Por Ricardo Frascara
Después de sufrir el fútbol con resultados inocuos del fin de semana, el cronista entró en una vorágine de sentimientos que lo llevaron a preguntarse finalmente qué es lo que vio en el lapso que fue entre el desperdicio de San Lorenzo y la conformidad de Boca Juniors. Su respuesta es un plato culinario.
Ante la pantalla de la TV, viendo Newell’s – San Lorenzo, de pronto me sentí en el cine mientras proyectaban frente a mí Abbot y Costello se encuentran con Franskestein. Porque el partido de Rosario, viéndolo con mirada azulgrana, fue una comedia de terror. Martín Cauteruccio se convirtió intermitentemente de Bud Abbot a Frankestein y el Patón Bauza se transformó de Lou Costello en Drácula. Mientras tanto el espectador –o sea, yo– no estaba preparado para advertir esos cambios. Así pasaron los minutos de una hora y media, temblando entre la risa y el miedo.
¿A qué se debió esto? Resumo: Cauteruccio, autor del gol del empate, malogró luego, él solo, cinco goles mano a mano con Ustari.
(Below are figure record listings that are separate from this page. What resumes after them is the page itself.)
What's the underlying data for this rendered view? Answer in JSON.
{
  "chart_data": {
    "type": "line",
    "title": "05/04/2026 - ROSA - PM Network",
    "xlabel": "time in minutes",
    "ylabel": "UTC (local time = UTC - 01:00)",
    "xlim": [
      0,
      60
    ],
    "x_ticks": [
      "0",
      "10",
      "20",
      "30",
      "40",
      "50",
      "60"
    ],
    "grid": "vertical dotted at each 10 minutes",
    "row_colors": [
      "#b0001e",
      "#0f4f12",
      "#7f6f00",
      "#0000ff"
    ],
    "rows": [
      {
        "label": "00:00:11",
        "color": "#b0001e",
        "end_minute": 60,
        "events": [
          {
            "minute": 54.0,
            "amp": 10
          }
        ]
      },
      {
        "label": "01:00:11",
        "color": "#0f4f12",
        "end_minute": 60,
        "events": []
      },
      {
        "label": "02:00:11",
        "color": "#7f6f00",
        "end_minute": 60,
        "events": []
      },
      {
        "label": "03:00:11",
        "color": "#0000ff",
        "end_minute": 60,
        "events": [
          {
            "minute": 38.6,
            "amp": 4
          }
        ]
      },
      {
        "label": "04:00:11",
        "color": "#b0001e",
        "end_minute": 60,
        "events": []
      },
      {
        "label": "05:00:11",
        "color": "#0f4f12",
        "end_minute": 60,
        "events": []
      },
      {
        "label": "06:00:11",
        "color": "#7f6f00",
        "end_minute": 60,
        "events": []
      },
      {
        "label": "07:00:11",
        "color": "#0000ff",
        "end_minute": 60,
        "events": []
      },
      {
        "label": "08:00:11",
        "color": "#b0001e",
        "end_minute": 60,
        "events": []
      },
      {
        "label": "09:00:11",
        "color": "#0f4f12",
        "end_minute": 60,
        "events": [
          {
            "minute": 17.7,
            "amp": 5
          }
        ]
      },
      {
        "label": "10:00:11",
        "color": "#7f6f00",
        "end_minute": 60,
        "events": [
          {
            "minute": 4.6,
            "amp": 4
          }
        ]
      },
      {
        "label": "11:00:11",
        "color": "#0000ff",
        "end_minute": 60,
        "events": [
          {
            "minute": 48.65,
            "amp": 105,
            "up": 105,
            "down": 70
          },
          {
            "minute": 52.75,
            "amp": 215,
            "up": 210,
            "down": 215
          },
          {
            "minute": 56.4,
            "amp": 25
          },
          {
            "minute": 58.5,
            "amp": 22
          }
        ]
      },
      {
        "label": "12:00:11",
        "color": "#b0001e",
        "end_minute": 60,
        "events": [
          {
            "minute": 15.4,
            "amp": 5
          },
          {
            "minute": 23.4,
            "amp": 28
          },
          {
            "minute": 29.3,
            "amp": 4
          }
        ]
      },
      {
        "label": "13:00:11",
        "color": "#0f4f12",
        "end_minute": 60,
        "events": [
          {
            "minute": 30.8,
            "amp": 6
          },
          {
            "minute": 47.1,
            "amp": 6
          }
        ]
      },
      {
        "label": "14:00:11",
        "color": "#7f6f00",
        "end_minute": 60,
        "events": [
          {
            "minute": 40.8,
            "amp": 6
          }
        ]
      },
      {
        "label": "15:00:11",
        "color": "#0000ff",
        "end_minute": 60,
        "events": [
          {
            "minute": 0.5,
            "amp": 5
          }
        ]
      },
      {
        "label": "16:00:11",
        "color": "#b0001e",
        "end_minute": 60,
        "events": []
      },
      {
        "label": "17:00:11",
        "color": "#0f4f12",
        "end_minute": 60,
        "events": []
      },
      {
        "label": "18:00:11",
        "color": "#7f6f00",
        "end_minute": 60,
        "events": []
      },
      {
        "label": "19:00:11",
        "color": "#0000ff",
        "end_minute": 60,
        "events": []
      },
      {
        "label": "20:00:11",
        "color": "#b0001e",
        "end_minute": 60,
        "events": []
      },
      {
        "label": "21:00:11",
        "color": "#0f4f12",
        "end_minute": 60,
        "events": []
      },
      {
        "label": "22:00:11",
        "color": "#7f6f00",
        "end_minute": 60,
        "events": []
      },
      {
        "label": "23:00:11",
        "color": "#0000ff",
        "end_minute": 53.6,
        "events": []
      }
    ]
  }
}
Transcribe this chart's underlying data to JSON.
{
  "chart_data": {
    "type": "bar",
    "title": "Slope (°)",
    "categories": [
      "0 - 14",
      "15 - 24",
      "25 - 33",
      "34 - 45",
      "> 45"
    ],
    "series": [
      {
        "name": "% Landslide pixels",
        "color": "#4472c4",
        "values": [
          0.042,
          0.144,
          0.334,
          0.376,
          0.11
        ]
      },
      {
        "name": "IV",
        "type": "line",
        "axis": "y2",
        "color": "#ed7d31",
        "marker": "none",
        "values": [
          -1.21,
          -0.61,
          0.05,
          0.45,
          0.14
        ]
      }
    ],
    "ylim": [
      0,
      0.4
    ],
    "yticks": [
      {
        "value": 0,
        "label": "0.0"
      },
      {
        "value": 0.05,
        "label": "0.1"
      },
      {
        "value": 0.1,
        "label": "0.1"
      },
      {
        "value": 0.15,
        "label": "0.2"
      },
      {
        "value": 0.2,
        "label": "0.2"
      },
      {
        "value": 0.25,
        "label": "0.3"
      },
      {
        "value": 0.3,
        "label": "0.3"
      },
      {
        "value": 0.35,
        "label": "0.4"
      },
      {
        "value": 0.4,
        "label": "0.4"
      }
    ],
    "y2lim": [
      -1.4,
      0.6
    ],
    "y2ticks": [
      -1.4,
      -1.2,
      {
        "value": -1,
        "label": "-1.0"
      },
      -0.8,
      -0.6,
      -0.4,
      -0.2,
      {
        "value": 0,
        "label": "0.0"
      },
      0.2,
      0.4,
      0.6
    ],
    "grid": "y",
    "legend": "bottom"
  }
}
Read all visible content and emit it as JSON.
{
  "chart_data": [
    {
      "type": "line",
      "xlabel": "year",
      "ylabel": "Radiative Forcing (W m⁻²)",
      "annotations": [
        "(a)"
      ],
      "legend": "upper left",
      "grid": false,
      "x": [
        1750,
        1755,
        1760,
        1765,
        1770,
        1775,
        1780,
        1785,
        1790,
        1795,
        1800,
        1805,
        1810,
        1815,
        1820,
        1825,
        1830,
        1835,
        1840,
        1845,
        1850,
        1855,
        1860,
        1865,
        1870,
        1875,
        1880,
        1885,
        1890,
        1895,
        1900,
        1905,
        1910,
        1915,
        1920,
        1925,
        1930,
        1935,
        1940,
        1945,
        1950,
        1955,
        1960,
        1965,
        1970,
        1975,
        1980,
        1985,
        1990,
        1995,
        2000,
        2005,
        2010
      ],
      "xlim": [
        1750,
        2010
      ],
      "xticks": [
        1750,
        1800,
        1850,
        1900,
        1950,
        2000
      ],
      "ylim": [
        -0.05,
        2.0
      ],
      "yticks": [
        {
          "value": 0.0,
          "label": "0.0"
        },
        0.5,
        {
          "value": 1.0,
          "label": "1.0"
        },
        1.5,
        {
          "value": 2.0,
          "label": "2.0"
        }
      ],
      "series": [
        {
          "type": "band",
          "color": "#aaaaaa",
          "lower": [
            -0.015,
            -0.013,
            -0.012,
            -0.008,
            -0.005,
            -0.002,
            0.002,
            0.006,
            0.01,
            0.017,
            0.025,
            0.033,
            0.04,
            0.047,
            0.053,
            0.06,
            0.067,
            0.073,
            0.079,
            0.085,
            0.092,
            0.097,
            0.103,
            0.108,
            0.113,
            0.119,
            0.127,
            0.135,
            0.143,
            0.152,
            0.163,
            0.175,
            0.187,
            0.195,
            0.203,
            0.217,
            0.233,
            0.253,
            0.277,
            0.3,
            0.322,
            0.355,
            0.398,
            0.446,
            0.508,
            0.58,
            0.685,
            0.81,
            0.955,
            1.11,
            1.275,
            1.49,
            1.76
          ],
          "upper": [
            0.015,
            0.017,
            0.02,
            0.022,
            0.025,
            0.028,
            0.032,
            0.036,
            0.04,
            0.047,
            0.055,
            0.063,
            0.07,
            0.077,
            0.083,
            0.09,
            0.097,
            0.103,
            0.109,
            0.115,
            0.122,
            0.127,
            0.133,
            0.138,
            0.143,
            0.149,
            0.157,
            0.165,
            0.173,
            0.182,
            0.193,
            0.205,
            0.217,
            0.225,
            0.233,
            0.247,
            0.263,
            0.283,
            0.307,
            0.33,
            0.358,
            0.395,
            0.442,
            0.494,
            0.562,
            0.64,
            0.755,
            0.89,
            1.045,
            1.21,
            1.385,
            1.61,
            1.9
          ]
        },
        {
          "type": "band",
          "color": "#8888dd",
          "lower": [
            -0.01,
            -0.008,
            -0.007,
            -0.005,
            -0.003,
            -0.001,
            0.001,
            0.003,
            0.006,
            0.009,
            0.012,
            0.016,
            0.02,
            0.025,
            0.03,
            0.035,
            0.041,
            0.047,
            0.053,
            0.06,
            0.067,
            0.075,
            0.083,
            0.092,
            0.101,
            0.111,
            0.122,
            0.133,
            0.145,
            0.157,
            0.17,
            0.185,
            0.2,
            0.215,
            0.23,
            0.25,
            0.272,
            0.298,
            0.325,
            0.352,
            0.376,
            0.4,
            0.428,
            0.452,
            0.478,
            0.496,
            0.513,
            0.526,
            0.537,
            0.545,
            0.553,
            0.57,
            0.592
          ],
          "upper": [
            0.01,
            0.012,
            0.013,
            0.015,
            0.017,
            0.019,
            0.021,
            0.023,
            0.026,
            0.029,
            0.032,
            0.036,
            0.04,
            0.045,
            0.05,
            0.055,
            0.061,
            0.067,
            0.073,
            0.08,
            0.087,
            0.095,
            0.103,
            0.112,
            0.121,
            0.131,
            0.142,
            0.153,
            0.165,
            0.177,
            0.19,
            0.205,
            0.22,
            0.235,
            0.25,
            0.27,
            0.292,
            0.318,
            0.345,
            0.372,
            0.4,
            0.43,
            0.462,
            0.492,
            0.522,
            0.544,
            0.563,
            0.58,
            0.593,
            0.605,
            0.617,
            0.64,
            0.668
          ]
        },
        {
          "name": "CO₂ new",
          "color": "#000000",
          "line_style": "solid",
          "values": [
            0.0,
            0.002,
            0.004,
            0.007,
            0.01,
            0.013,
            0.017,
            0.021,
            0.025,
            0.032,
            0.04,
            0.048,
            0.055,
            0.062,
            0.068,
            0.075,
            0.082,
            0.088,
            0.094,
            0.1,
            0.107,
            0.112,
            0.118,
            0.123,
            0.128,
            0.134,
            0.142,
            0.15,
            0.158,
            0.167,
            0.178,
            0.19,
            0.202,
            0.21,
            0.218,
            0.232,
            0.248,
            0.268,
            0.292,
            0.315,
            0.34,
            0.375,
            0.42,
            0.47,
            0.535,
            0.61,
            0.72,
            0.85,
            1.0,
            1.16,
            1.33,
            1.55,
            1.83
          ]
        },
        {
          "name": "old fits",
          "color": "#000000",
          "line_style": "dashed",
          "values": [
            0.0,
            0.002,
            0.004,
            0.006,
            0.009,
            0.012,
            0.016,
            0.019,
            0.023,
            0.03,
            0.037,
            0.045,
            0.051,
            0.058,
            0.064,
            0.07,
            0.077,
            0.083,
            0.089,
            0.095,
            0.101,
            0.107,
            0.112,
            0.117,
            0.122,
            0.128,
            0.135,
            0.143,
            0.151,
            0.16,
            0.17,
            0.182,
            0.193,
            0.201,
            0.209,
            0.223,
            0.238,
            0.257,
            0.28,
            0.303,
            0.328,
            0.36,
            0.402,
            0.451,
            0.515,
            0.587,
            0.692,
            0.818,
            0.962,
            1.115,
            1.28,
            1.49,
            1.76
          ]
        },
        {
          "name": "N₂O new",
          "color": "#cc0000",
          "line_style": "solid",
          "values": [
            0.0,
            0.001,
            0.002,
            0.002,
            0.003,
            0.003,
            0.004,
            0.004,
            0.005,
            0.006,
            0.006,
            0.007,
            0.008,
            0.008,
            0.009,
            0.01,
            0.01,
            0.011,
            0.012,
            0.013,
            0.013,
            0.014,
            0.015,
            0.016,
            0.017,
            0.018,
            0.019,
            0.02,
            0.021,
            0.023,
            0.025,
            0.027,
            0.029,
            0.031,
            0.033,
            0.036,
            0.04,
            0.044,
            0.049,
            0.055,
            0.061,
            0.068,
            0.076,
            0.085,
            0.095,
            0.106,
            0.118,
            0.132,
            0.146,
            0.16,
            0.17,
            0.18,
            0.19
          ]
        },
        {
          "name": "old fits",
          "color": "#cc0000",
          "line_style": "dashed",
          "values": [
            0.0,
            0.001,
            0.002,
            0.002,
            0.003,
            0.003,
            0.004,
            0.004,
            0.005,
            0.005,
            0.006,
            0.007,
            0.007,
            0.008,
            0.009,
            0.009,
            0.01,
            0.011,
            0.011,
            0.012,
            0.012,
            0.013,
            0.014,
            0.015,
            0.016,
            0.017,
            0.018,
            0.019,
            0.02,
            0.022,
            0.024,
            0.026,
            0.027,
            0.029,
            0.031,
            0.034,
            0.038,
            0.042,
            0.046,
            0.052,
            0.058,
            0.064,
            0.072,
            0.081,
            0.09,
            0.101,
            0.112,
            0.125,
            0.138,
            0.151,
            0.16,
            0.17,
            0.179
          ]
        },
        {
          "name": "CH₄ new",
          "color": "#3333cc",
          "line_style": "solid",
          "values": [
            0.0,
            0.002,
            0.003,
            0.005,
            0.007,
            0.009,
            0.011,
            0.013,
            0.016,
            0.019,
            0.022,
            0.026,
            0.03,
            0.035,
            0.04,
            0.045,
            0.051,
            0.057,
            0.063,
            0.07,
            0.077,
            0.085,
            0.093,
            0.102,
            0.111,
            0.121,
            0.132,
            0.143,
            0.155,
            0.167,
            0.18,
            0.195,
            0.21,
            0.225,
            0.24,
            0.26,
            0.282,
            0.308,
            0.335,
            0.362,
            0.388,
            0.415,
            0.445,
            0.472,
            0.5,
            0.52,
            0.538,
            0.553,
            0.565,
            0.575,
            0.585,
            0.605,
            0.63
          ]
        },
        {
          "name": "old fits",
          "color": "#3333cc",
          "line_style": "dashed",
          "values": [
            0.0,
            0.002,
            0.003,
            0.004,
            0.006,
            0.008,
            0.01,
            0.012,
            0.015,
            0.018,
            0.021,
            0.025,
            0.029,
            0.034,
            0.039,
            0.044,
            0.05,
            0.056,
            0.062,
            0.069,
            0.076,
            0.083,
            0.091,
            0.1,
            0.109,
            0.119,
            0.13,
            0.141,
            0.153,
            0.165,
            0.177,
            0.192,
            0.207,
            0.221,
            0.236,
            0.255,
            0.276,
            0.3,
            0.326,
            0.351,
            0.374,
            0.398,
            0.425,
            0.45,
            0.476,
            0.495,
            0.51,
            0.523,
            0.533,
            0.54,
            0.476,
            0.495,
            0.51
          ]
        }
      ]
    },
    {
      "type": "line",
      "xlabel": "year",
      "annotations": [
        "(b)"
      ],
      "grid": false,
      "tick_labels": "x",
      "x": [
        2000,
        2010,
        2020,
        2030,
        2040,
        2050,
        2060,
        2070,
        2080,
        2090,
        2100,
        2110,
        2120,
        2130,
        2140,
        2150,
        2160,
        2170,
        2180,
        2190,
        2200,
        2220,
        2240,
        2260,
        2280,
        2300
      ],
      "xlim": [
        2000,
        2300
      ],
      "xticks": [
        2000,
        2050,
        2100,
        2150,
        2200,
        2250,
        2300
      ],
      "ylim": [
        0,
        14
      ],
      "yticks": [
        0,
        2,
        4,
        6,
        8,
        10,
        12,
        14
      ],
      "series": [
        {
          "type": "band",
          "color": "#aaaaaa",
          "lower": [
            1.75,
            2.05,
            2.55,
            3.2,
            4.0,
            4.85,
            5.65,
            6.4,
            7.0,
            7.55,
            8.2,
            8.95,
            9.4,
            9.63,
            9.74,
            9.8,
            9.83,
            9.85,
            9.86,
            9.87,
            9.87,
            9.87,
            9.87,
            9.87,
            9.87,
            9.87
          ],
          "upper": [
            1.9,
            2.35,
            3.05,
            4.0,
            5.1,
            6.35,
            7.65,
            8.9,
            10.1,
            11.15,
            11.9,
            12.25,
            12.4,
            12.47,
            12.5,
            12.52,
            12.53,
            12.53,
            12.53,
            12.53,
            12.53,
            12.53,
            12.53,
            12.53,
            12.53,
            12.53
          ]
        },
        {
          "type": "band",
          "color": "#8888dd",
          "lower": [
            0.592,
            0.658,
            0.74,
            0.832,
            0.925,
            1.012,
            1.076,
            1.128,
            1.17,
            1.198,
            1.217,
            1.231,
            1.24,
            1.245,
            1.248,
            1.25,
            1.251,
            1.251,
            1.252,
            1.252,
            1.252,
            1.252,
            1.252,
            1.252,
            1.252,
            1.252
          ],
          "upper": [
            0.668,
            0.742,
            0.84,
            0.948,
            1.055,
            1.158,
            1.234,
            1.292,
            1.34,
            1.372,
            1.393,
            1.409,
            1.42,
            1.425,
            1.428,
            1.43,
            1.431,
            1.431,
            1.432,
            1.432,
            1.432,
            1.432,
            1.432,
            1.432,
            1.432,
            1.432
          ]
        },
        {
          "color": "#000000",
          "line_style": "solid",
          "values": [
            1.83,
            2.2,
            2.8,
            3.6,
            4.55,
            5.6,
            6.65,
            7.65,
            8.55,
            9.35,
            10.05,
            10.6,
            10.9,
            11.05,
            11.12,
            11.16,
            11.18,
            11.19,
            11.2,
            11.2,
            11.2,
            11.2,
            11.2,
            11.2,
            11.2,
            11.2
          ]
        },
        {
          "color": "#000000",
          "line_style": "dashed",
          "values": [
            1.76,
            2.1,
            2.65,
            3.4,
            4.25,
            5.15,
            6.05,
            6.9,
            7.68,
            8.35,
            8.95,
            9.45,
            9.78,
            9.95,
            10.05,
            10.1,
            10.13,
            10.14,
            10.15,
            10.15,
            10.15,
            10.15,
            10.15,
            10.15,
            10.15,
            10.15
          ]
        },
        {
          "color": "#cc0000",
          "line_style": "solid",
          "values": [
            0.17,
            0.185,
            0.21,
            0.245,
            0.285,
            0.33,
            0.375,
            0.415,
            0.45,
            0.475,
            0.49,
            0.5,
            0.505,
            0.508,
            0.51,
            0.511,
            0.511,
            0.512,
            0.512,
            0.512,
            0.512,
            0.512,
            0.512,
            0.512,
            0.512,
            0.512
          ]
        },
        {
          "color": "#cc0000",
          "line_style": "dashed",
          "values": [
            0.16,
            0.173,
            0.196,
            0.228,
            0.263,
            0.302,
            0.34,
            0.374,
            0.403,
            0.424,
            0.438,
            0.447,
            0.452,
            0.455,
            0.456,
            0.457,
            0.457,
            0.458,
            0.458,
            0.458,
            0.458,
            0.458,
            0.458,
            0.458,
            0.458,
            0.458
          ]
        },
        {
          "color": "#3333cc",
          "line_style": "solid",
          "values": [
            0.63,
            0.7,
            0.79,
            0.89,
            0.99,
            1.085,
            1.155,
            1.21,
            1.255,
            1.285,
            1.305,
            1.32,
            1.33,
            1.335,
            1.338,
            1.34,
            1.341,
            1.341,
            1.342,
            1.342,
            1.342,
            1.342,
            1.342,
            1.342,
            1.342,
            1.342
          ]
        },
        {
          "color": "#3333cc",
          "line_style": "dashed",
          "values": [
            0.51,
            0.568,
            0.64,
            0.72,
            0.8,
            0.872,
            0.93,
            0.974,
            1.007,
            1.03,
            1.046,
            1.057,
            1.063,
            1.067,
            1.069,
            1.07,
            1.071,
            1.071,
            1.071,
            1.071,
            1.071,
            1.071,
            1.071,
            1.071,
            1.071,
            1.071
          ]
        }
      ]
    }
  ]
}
Algo tan fuera de lo común –también lo hubiera sido que metiera todos, es claro–, que el propio 9 de San Lorenzo reflexionó después de tamaño dislate y sentenció: “El que no intenta, no erra”. Mientras en el césped sucedía esto, Edgardo Bauza, el segundo DT más feo del campeonato (el primero lejos es Julio César Falcione, ahora en Quilmes), hacía gestos incomprensibles, hasta que, faltando 15 minutos para el final, preparó para entrar a Gonzalo Verón. Dije: “Se avivó, Verón por Cauteruccio…”. No, para nada, el Patón, monstruo al fin, y como si estuviera viendo otro partido, puso al hace tiempo disminuido anímicamente Verón, por Héctor Villalba, justamente el que se había cansado de tirarle centros al espeluznante Nº 9. Y Cauteruccio, en la cancha, siguió errando goles a diestra y siniestra, con una persistencia envidiable. De izquierda, de derecha, de cabeza, de 5 metros o de uno, el delantero del Ciclón continuó impertérrito en su tarea autodestructiva.
El revuelto gramajo del campeonato de 30 equipos más las copas
La anécdota de terror que acabo de contar sólo forma parte de este desbarajuste del fútbol local de hoy. Los técnicos, acuciados por la sed de triunfo de dirigentes, espectadores y periodistas, conscientes de que cada 48 o 72 horas están arriesgando la cabeza en una confrontación desigual contra el tiempo y las urgencias, apelan a todo lo que tienen en sus planteles.
Los jugadores se cambian de un partido a otro como si fueran solamente las camisetas, el hincha apenas recuerda los nombres pero no todos coinciden con sus caras. En ese afán desmesurado por victorias en cadena que sustenten su trabajo, los DT apelan, como hizo el millonario argentino Arturo Gramajo, a todo lo que tengan en la cocina para armar su plato.
De este trabajo puede surgir un manjar, como el Revuelto Gramajo –y permítaseme la digresión para explicar el susodicho plato: un plato común que muchos vinculan con la cocina mexicana, aunque si bien allí lo sirven como típico, su creación se debe al multimillonario sibarita argentino Arturo Gramajo, quien en un prestigioso hotel de París de los años treinta quiso comer fuera de horario y al no encontrar personal en funciones, armó su propio plato echando mano a lo que encontró. Así se hizo cocinar media docena de huevos, medio kilo de papas fritas crocantes, morrones de dos colores, un paquete de cebollas de verdeo, cuatro fetas de jamón cocido, una lata de arvejas, medio kilo de cebollas y cuando estaba listo y salpimentado lo roció con aceite de oliva y perejil. Así más o menos lo contaron los gourmets Miguel Brascó y Francis Mallman en distintas ocasiones–.
Decía, entonces, que podía salir un manjar o, lo más probable en nuestro fútbol argentino, un desaguisado, como el que terminó surgiendo el fin de semana, en el que los equipos de River, Boca, Independiente y Racing (promesas de partidos emocionantes) terminaron, cada uno, festejando alegremente sus magros empates.